I have known that I wanted to spend my life in the company of women since I was about three years old. I never wanted to marry a man, change my name, or have a baby. But since I grew up in a very strict religious background, I was not encouraged to name or claim what I termed first, my "differentness," next, my "feminism," or later, my "bisexuality." No one in my family batted an eye when I wanted to play softball instead of enrolling in aerobics; when I wanted to attend an all-girls Catholic high school when other girls clamored to go to the one with the boys; or when I didn't seem interested in dating, preferring instead to read or play the songs from Tracy Chapman's first album on my guitar. I was just "different" and "depressed." Now looking back on it, I can see why!
Although my parents did draw the line when I wanted to go to an all-women's college, I was lucky to leave home to go to school and there I met the first out lesbians of my life. Though all of my best friends were gay, I remained closeted for four years. As I imagine as is the case for many of us, my friends realized and accepted the fact that I was gay before I did.
It wasn't until four years after that, while as the worst player softball on a team full of femme hairdressers, that I admitted to myself that I was gay.
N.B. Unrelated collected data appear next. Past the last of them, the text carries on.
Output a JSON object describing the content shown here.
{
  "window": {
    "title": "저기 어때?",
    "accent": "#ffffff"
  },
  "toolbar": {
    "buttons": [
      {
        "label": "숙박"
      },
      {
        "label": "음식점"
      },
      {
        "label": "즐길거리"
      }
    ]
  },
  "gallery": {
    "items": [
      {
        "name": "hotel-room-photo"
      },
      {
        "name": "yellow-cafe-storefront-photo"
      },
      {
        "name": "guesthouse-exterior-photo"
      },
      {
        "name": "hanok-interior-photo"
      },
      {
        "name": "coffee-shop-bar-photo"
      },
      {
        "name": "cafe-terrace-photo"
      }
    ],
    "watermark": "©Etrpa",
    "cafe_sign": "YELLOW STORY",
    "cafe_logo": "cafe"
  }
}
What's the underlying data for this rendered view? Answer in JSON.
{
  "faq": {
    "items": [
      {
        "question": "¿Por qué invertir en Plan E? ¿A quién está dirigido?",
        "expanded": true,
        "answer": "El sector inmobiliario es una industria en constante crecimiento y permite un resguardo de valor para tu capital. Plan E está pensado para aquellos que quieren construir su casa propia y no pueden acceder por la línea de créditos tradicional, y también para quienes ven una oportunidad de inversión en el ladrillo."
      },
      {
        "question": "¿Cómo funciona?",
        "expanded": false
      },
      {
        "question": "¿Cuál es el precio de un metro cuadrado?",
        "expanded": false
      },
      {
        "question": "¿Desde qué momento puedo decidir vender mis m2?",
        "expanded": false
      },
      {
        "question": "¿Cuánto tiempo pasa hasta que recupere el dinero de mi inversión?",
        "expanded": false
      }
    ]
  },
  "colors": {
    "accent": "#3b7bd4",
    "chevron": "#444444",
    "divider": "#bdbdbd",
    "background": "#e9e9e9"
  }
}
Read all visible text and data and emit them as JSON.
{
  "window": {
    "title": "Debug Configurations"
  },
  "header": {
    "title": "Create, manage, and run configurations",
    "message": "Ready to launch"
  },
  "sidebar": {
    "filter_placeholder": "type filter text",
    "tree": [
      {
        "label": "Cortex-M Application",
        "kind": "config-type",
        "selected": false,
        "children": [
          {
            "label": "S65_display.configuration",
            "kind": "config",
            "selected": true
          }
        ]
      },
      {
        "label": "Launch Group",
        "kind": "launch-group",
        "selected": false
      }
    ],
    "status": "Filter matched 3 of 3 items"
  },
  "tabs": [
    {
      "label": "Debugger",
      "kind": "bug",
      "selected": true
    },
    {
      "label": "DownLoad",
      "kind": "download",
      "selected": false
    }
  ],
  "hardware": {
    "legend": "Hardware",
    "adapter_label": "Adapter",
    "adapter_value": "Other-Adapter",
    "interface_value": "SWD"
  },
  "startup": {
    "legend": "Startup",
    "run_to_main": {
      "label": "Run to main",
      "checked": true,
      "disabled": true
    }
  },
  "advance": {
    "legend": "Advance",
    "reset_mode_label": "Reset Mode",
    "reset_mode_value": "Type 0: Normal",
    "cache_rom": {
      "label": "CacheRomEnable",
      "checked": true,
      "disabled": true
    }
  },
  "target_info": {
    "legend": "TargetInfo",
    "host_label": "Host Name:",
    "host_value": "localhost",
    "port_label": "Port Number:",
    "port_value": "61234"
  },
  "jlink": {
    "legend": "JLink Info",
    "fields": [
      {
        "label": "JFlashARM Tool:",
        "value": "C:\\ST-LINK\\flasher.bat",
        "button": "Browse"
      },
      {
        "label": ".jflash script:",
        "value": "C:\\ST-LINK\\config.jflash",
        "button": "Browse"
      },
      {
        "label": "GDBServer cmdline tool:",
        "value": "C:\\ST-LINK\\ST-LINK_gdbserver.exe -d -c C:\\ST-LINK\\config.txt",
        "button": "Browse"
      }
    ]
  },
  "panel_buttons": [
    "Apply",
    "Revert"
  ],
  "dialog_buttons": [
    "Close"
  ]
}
Over eggplant parmiagiana sandwiches after a game I told the team--who were really not surprised at all. (For those of you weighing whether or not to come out, you shouldn't be surprised if this turns out to be the case). They paid for my beer, which was one of the best I have ever drank. I then began to tell people--not all at once, but when the moment felt right. That summer, I felt like myself for the first time in my life. Shocking!
Since then, I have made the decision to come out in many facets of my life--each time in a slightly different way. Sometimes it takes some time, in other instances it is just something I volunteer within five minutes of meeting someone. It gets easier, and every time I do it I feel powerful, honest, and brave. One of the problems of our society is that we assume that everyone is straight unless they testify otherwise. A great quote from Audre Lorde serves as my coming out motto: "When I dare to be powerful and use my strength in the service of my vision, it does not matter whether or not I am afraid."
Overall, I think coming out is a process. It is different in every context, depending on who I am coming out to, the environment, and whether I have had a bad day at work or not. I think it is important to keep coming out as a process that once begun is really never finished, and that we are always gay no matter what we do. I commend the women who are sharing their stories with the website and look forward to reading them.